To wrap up, we are about to finalize the first blog post of the Differential Privacy Series. In this blog post, we talked about the randomized response which is a key concept of differential privacy. Also, we practiced a randomized response on a toy dataset.

🦜You can also find the notebook of this blog post here.

Acknowledgements

💐Thank you very much to Divya Dixit and Abinav Ravi for their review

References

[1]Gaboardi, M., Arias, E. J. G., Hsu, J., Roth, A., Wu, Z. S. (2014). Dual query: Practical private query release for high dimensional data. In E. P. Xing, T. Jebara (Eds.) Proceedings of the 31st international conference on machine learning, proceedings of machine learning research, vol. 32, pp. 1170–1178. PMLR, Bejing, China.

[2]Narayanan, A. and Shmatikov, V. Robust de-anonymization of large sparse datasets. In IEEE Symposium on Security and Privacy (S&P), Oakland, California, pp. 111–125, 2008.

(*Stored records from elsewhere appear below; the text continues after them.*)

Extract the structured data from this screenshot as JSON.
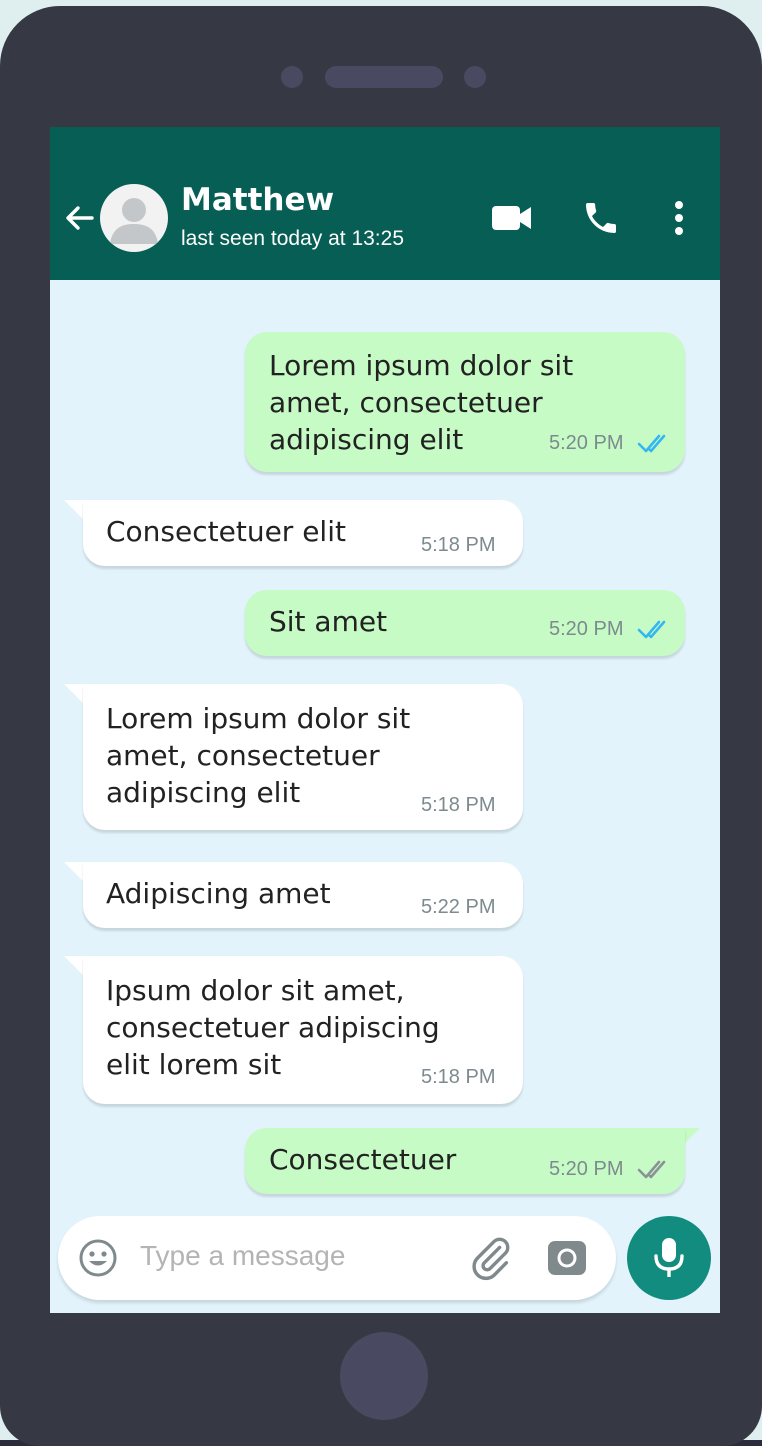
{
  "header": {
    "contact_name": "Matthew",
    "status": "last seen today at 13:25",
    "icons": [
      "back-arrow-icon",
      "avatar-icon",
      "video-call-icon",
      "phone-call-icon",
      "more-options-icon"
    ]
  },
  "messages": [
    {
      "direction": "outgoing",
      "text": "Lorem ipsum dolor sit\namet, consectetuer\nadipiscing elit",
      "time": "5:20 PM",
      "read_status": "read"
    },
    {
      "direction": "incoming",
      "text": "Consectetuer elit",
      "time": "5:18 PM"
    },
    {
      "direction": "outgoing",
      "text": "Sit amet",
      "time": "5:20 PM",
      "read_status": "read"
    },
    {
      "direction": "incoming",
      "text": "Lorem ipsum dolor sit\namet, consectetuer\nadipiscing elit",
      "time": "5:18 PM"
    },
    {
      "direction": "incoming",
      "text": "Adipiscing amet",
      "time": "5:22 PM"
    },
    {
      "direction": "incoming",
      "text": "Ipsum dolor sit amet,\nconsectetuer adipiscing\nelit lorem sit",
      "time": "5:18 PM"
    },
    {
      "direction": "outgoing",
      "text": "Consectetuer",
      "time": "5:20 PM",
      "read_status": "delivered"
    }
  ],
  "input": {
    "placeholder": "Type a message",
    "icons": [
      "emoji-icon",
      "attach-icon",
      "camera-icon",
      "microphone-icon"
    ]
  },
  "colors": {
    "header": "#075e54",
    "outgoing_bubble": "#c6fbc5",
    "incoming_bubble": "#ffffff",
    "chat_background": "#e2f3fb",
    "read_ticks": "#34b7f1",
    "mic_button": "#128c7e"
  }
}
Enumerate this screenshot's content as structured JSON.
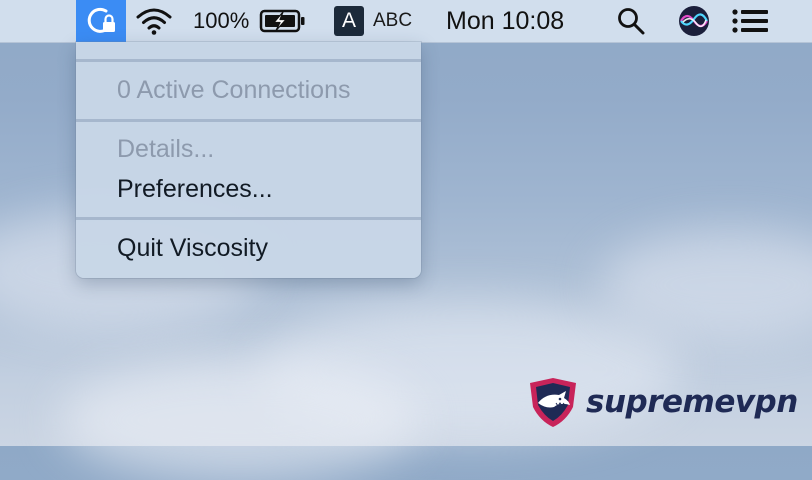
{
  "menubar": {
    "battery_percent": "100%",
    "input_source_letter": "A",
    "input_source_name": "ABC",
    "clock": "Mon 10:08"
  },
  "menu": {
    "items": [
      {
        "label": "0 Active Connections",
        "enabled": false
      },
      {
        "label": "Details...",
        "enabled": false
      },
      {
        "label": "Preferences...",
        "enabled": true
      },
      {
        "label": "Quit Viscosity",
        "enabled": true
      }
    ]
  },
  "watermark": {
    "brand": "supremevpn"
  },
  "icons": {
    "status_item": "viscosity-lock-icon",
    "wifi": "wifi-icon",
    "battery": "battery-charging-icon",
    "search": "spotlight-search-icon",
    "siri": "siri-icon",
    "notifications": "notification-center-icon",
    "brand_logo": "shark-shield-icon"
  },
  "colors": {
    "status_item_highlight": "#3b8cf4",
    "disabled_text": "#8d9aad",
    "brand_text": "#1f2a55",
    "brand_accent": "#c8245a"
  }
}
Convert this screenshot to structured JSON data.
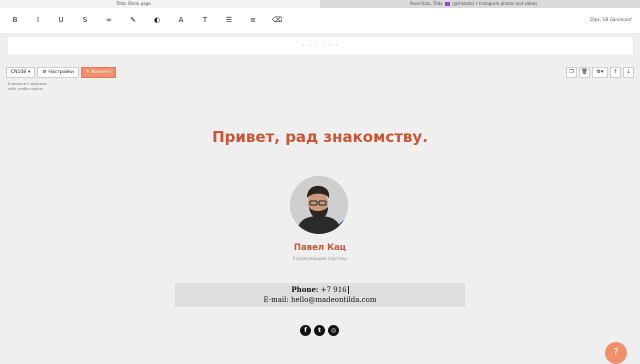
{
  "tabs": [
    {
      "label": "Tilda: Blank page"
    },
    {
      "label": "Pavel Kats, Tilda",
      "label_rest": "(@mnkats) • Instagram photos and videos"
    }
  ],
  "toolbar": {
    "tools": [
      {
        "icon": "bold-icon",
        "glyph": "B"
      },
      {
        "icon": "italic-icon",
        "glyph": "I"
      },
      {
        "icon": "underline-icon",
        "glyph": "U"
      },
      {
        "icon": "strikethrough-icon",
        "glyph": "S"
      },
      {
        "icon": "link-icon",
        "glyph": "∞"
      },
      {
        "icon": "pen-icon",
        "glyph": "✎"
      },
      {
        "icon": "contrast-icon",
        "glyph": "◐"
      },
      {
        "icon": "font-icon",
        "glyph": "A"
      },
      {
        "icon": "text-size-icon",
        "glyph": "T"
      },
      {
        "icon": "list-icon",
        "glyph": "☰"
      },
      {
        "icon": "align-icon",
        "glyph": "≡"
      },
      {
        "icon": "eraser-icon",
        "glyph": "⌫"
      }
    ],
    "font_info": "20px, 'EB Garamond'"
  },
  "editbox": {
    "dots": "• • • • • •"
  },
  "block_controls": {
    "block_id": "CN108",
    "settings": "Настройки",
    "content": "Контент"
  },
  "note": "Кликните с зажатым shift, чтобы скрыть",
  "content": {
    "headline": "Привет, рад знакомству.",
    "name": "Павел Кац",
    "role": "Управляющий партнер",
    "phone_label": "Phone:",
    "phone_value": "+7 916",
    "email_label": "E-mail:",
    "email_value": "hello@madeontilda.com"
  },
  "socials": [
    {
      "icon": "facebook-icon",
      "glyph": "f"
    },
    {
      "icon": "twitter-icon",
      "glyph": "t"
    },
    {
      "icon": "instagram-icon",
      "glyph": "◎"
    }
  ],
  "help": {
    "glyph": "?"
  },
  "colors": {
    "accent": "#c75536",
    "button_accent": "#f0906a",
    "tab_badge": "#8a4fd6"
  }
}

[3] Dwork,C., Roth, A(2014). “The Algorithmic Foundations of Differential Privacy”.Foundations and Trends in Theoretical Computer Science Vol. 9, Nos. 3–4 (2014) 211–407. DOI: 10.1561/0400000042

[4] Warner, S. L. (March 1965). “Randomised response: a survey technique for eliminating evasive answer bias”. Journal of the American Statistical Association. Taylor & Francis. 60 (309): 63–69. DOI:10.1080/01621459.1965.10480775. JSTOR 2283137.

[5] Greenberg, B. G.; Abul-Ela, Abdel-Latif A.; Simmons, Walt R.; Horvitz, Daniel G. (June 1969). “The Unrelated Question Randomised Response Model: Theoretical Framework”. Journal of the American Statistical Association. Taylor & Francis. 64 (326): 520–39. DOI:10.2307/2283636. JSTOR 2283636.